Abstract
Background: Kidney cancer ranks as a top ten leading site of new cancer cases (~64,000) in the United States each year. Renal cell carcinoma (RCC) is the most common type of kidney cancer (90% cases), with clear cell RCC (ccRCC) being the most prevalent histology (70% RCC cases). RCC risk factors include nonmodifiable, modifiable, environmental, and occupational causes. RCC subtypes each have a different histology, clinical course, and response to therapy, in addition to distinctive genetic and molecular alterations. African Americans (AA) have higher incidence rates of ccRCC than European Americans (EA) for reasons that are unclear. Biologic determinants of this cancer health disparity have been largely understudied. Recent work has identified population-specific genomic drivers in ccRCC tumors from AA compared with EA. To date, no study has explored epigenomic or transcriptomic determinants of kidney cancer health disparities in AA.
Hypothesis: We hypothesized population-specific changes in DNA methylation, between AA and EA, drive differences in ccRCC biology through regulation of the transcriptome.
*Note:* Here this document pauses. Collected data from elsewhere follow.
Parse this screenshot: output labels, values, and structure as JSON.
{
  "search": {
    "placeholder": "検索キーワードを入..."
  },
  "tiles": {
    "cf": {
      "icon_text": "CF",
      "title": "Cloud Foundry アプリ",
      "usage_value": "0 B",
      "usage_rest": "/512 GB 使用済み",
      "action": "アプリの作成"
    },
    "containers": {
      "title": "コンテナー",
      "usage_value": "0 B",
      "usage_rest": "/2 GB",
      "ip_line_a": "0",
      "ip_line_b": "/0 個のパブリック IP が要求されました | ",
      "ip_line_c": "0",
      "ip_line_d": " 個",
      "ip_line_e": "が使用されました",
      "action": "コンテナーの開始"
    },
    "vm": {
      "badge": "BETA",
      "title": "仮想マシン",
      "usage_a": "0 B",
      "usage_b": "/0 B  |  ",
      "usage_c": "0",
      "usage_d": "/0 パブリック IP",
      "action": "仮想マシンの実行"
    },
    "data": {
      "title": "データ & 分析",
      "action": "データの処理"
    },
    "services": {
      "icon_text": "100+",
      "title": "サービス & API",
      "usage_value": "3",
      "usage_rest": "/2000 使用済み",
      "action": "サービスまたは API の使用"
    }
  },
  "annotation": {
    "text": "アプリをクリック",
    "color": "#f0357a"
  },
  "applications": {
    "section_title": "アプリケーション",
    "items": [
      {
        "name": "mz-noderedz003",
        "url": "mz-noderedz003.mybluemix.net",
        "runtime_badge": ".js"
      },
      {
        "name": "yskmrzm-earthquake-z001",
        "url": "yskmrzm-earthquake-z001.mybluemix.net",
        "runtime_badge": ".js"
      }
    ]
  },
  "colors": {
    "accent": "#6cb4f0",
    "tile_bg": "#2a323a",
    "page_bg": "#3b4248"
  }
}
Methods: Comparative integrative genomic and transcriptomic analyses were performed using clinical demographic and ccRCC data (Illumina 450K methylation array and mRNA-seq) from TCGA (n=50 AA, 266 EA) and Partek Genomics Suite.
Results: Differential methylation analysis discovered 2,048 genes varied significantly by race (P value + FDR = ≤0.01). Gene Ontology Enrichment Score (ES) analysis revealed these genes were involved with various molecular functions (nucleic acid binding ES 38.52, protein binding ES 38.03), biologic processes (cellular metabolic process ES 78.60), and cellular component localization (intracellular organelles ES 87.24). Differential gene expression analysis revealed 3,296 genes were altered in AA compared with EA race (P value + FDR = ≤0.01). GSEA analysis revealed distinct biologic pathways were enriched.
Conclusion and Future Directions: Collectively, our data suggest that DNA methylation and mRNA expression drive differences in tumor biology amongst AA and EA kidney cancer patients. Future studies include integrating miRNA expression data, validating these findings in a separate cohort, profiling other RCC histologies for population-specific signatures, and using kidney cancer cell lines from AA and EA to explore novel biologic mechanisms for therapeutic purposes.
Citation Format: Heinric Williams, Khadijah A. Mitchell. Integrative epigenomic and transcriptomic analyses of kidney cancers from African Americans and European Americans [abstract]. In: Proceedings of the Eleventh AACR Conference on the Science of Cancer Health Disparities in Racial/Ethnic Minorities and the Medically Underserved; 2018 Nov 2-5; New Orleans, LA. Philadelphia (PA): AACR; Cancer Epidemiol Biomarkers Prev 2020;29(6 Suppl):Abstract nr A112.